Dean Jones has claimed Australia would need to score more than 400 in the first innings of their four Test matches against India in order to stand any chance of winning the series in the grueling sub-continental conditions.
"I am worried about the Australians' preparation. To do well in India is as much about state of mind. Playing in India will push your body and mind to places they haven't been. It will be difficult for this team to quickly adapt to the heat and the pitches," Jones wrote in column for the Sydney Morning Herald.
"If Australia does well, they must not dwell too much on the toss. England won their recent four-Test series there despite only winning one toss," he added.
"The key to winning in India is a 400-plus first-innings score, not 300 as in other countries. You cannot win chasing big scores in the second dig. Batting on days four and five is bloody difficult as the ball reverses big time, and the spinners and bat pads are all over you," he further wrote.

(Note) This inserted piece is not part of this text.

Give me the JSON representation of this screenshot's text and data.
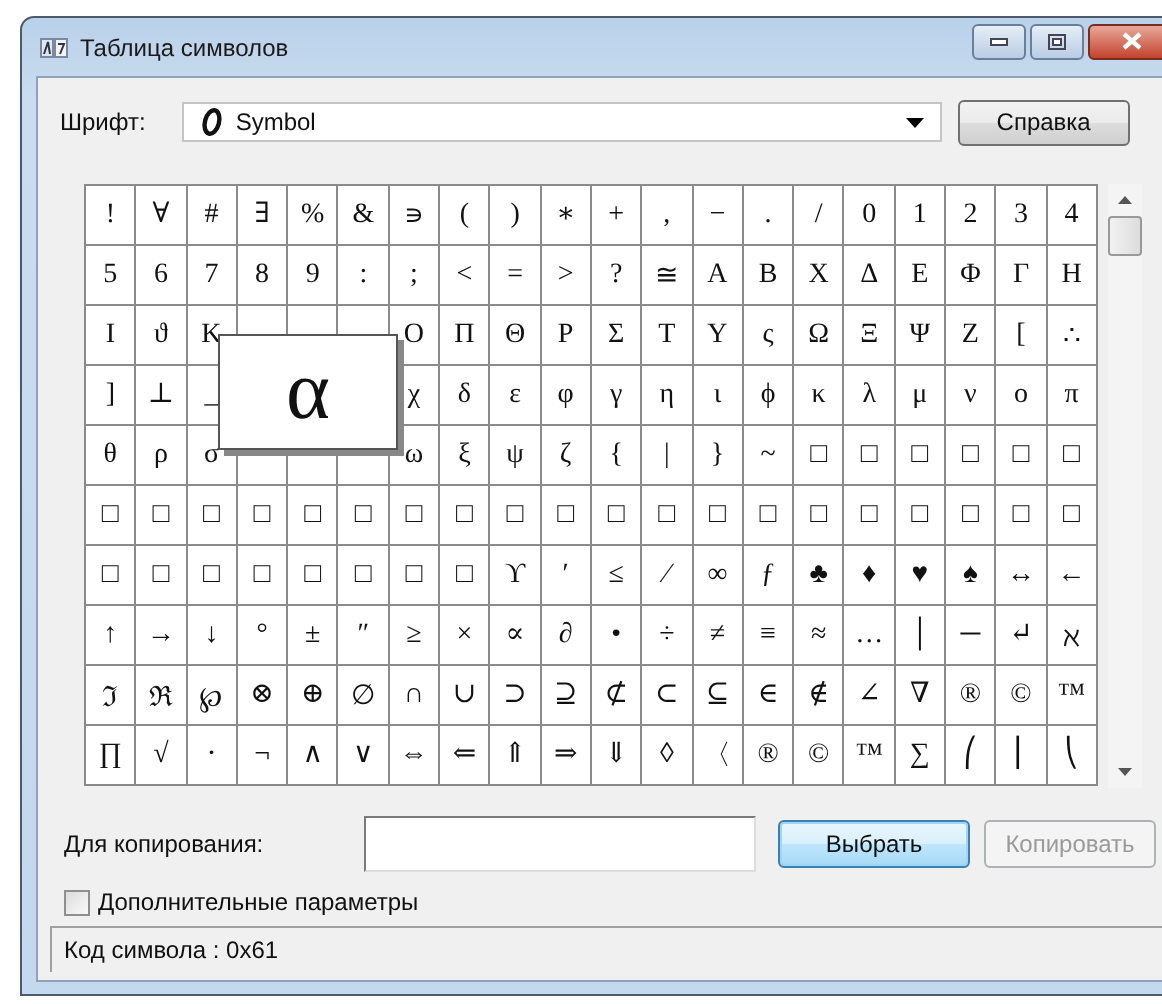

Jones added: "If India defeats us, we will be in all sorts of trouble for the Ashes tour that starts in July. Michael Clarke is crucial. Team harmony is so important when they are on the road. The players need to remain positive and have fun."
"They have to deal with viruses and stomach bugs. They have to know how to play with such conditions and deal with the heat," he wrote.
"If I were Clarke, I would make one thing clear. If I heard one player say, "Gee, it's bloody hot out here," I would rip into them. We all know it's hot and humid, just deal with it and get to work," he concluded. (ANI)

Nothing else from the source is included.